All that changed after his encounter with John Smith.

Minutes after the pair separated, young Turner had opened a supply closet and was prevented from ingesting the contents of a bottle of chlorine bleach only by strenuous intervention by a male orderly who’d happened to be passing. Placed in restraints in the infirmary, the young man raved in his cracked old voice that he must have his hemlock, else how could Socrates fulfill his destiny?

“A madman who reads Plutarch. Perhaps not such an oddity after all.”

“Holmes, please!” I deplored his callousness.


Mea culpa
, my friend. Pray continue, and I shall endeavour not to be impertinent.”

Mollified, I went on.

Confronted by Dr. Menitor after the episode, John Smith smiled blandly.

“Good physician,” he said, “when he was Socrates, his acquaintance was worthy of pursuing, but as a plain pudding of the middle class, he was a bore. I am overstocked with Tom Turners, but my inventory of great philosophers is dangerously low.”

“Holmes,” said I, “neither Menitor nor myself can explain just what Smith said to Turner that overturned the work of months. He will not be drawn out upon the subject.”

“And what of the disgraced nurse?”

“Martha Brant has worked at St. Porphyry’s for twenty years without so much as a spot on her record. It was her key to the supply closet Turner had in his possession when he was apprehended.”

“Stolen?”

“Given, by her own account.”

“Hum.”

“When questioned, she confessed to removing the key from its ring and surrendering it to Turner. She insisted that she was commanded to do so by Smith. She became hysterical during the interrogation. Dr. Menitor was forced to sedate her with morphine and confine her to a private room, where she remains, attended by another nurse on the staff. Before she lost consciousness, Miss Brant insisted that Smith is the Prince of Lies, precisely as he claims.”

“What has been done with Smith in the meantime?”

“At present, he is locked up in the criminal ward. However, that has not stopped him from exercising an unhealthy influence upon all of St. Porphyry’s. Since his incarceration, a previously dependable orderly has been sacked for stealing food from the kitchen pantry and selling it to the owner of a public-house in the neighbourhood, and restlessness among the patients has increased to the point where Menitor refuses to step outside his own consulting-room without first placing a loaded revolver in his pocket. The orderlies have all been put on their guard, for an uprising is feared.

“It’s for my friend I’m concerned,” I continued. “He has been forced to replace the nurse in charge of Miss Brant and assign her to less demanding duties elsewhere in the hospital; the poor girl has come to agree with her that Smith is the Devil.

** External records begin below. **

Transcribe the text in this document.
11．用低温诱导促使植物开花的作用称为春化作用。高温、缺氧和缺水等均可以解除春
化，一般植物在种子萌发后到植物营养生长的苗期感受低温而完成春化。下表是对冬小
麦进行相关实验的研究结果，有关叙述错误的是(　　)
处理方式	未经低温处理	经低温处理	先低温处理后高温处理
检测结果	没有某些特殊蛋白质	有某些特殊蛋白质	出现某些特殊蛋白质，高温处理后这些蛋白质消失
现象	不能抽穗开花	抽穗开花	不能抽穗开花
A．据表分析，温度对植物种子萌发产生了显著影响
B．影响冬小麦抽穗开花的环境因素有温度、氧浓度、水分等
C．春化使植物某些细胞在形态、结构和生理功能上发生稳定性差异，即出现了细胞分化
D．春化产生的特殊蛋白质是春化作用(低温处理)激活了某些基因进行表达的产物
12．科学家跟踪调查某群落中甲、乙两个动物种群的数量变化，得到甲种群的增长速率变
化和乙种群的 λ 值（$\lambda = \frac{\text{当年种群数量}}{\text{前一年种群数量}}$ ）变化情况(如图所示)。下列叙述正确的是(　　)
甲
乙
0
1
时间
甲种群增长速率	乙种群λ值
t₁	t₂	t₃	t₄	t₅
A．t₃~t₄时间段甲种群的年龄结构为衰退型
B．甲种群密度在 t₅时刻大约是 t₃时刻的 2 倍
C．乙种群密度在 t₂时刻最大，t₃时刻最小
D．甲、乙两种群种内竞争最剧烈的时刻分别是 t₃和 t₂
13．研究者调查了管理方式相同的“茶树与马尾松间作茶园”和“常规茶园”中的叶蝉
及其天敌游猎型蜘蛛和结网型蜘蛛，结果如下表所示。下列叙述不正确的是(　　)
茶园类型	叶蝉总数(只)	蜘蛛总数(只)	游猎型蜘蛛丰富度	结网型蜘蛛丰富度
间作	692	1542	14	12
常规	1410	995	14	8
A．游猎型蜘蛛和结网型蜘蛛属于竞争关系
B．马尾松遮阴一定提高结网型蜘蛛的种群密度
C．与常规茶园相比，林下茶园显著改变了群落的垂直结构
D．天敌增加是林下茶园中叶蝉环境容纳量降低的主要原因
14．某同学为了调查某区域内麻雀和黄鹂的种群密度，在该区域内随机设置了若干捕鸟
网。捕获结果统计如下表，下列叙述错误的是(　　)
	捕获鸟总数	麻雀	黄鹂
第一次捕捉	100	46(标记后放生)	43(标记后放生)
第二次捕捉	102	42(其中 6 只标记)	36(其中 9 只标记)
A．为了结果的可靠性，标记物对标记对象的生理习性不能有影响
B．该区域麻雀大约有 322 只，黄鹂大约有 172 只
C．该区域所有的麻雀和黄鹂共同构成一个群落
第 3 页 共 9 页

It’s true that she’s a devout Catholic, belonging to an order that believes in demonic obsession and the cleansing effects of exorcism. However, Miss Brant herself is a down-to-earth sort who was never before heard to express any opinion that was not well-founded in medical science. And when I was there yesterday, I found Menitor in a highly agitated state, and disinclined to rule out the Black Arts as a cause for his present miseries. I fear the situation has unhinged him.

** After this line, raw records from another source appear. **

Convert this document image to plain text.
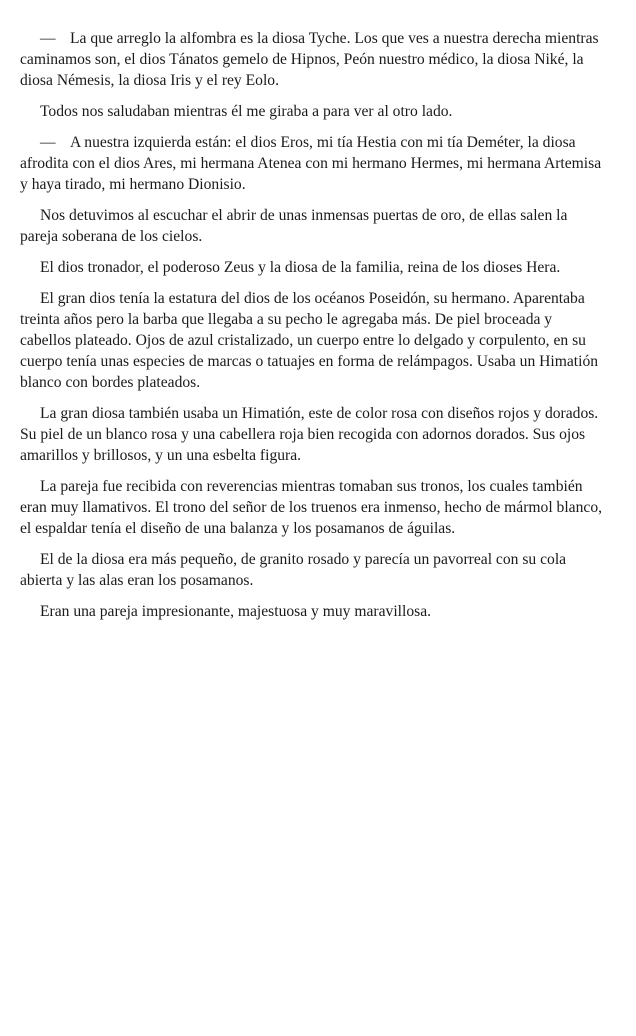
— La que arreglo la alfombra es la diosa Tyche. Los que ves a nuestra derecha mientras caminamos son, el dios Tánatos gemelo de Hipnos, Peón nuestro médico, la diosa Niké, la diosa Némesis, la diosa Iris y el rey Eolo.

Todos nos saludaban mientras él me giraba a para ver al otro lado.

— A nuestra izquierda están: el dios Eros, mi tía Hestia con mi tía Deméter, la diosa afrodita con el dios Ares, mi hermana Atenea con mi hermano Hermes, mi hermana Artemisa y haya tirado, mi hermano Dionisio.

Nos detuvimos al escuchar el abrir de unas inmensas puertas de oro, de ellas salen la pareja soberana de los cielos.

El dios tronador, el poderoso Zeus y la diosa de la familia, reina de los dioses Hera.

El gran dios tenía la estatura del dios de los océanos Poseidón, su hermano. Aparentaba treinta años pero la barba que llegaba a su pecho le agregaba más. De piel broceada y cabellos plateado. Ojos de azul cristalizado, un cuerpo entre lo delgado y corpulento, en su cuerpo tenía unas especies de marcas o tatuajes en forma de relámpagos. Usaba un Himatión blanco con bordes plateados.

La gran diosa también usaba un Himatión, este de color rosa con diseños rojos y dorados. Su piel de un blanco rosa y una cabellera roja bien recogida con adornos dorados. Sus ojos amarillos y brillosos, y un una esbelta figura.

La pareja fue recibida con reverencias mientras tomaban sus tronos, los cuales también eran muy llamativos. El trono del señor de los truenos era inmenso, hecho de mármol blanco, el espaldar tenía el diseño de una balanza y los posamanos de águilas.

El de la diosa era más pequeño, de granito rosado y parecía un pavorreal con su cola abierta y las alas eran los posamanos.

Eran una pareja impresionante, majestuosa y muy maravillosa.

“I hope you will consider me your client in this affair,” I concluded.

“Hum,” said Holmes again, and pulled at his pipe. “Under ordinary circumstances, I would dismiss this fellow Smith as nothing more than a talented student of the principles taught by the late Franz Mesmer. However, I doubt even that estimable practitioner was capable of entrancing the entire population of a London hospital.”

“It is more than that. I’ve met the fellow, and I can state with absolute certainty that I’ve never encountered anyone who impressed me so thoroughly that he is the living embodiment of evil. This was before the Turner incident, and we exchanged nothing more than casual greetings; yet his mere presence filled me with dread.”

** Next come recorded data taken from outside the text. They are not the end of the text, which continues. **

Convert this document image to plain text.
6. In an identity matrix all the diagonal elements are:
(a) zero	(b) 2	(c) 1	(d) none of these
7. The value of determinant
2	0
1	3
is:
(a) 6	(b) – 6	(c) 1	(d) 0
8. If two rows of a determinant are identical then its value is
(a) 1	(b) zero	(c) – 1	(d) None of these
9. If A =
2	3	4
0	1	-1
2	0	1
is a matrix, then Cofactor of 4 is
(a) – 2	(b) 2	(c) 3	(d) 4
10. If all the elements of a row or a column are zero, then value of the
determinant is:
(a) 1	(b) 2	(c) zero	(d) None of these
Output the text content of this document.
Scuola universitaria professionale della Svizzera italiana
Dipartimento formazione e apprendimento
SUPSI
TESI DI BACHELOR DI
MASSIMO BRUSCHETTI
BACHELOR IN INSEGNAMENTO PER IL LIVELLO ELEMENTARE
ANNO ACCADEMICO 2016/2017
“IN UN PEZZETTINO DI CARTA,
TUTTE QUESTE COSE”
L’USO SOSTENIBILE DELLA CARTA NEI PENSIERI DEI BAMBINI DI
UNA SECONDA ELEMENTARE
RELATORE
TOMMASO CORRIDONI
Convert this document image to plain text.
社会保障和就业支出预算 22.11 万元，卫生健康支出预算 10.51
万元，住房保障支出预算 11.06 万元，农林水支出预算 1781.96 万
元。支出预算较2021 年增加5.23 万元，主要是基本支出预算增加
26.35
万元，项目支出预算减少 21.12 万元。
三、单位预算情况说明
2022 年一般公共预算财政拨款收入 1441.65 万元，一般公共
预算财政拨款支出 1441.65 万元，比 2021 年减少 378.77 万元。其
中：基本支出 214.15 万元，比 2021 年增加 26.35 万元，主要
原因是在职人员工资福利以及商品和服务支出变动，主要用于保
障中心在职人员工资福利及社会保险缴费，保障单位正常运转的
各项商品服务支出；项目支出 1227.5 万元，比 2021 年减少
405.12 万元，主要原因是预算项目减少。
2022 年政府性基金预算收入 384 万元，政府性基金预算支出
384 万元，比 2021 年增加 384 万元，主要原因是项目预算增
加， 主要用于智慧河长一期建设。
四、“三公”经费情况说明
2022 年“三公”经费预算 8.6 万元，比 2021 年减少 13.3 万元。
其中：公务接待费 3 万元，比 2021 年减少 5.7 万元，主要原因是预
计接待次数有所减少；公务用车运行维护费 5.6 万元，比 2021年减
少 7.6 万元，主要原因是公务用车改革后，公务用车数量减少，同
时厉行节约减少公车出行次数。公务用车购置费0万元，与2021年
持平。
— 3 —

“Insanity is a contagion, Watson. I’ve seen it before, and no amount of persuasion will force me to concede that prolonged exposure to it is less dangerous than an outbreak of smallpox. Do you limit your visits to St. Poor’s, lest you contract it as well. I have never been stimulated by your intellect, but I have come to rely upon your granite pragmatism. Sense is not common, and wisdom is anything but conventional. You must guard them as if they were the crown jewels.”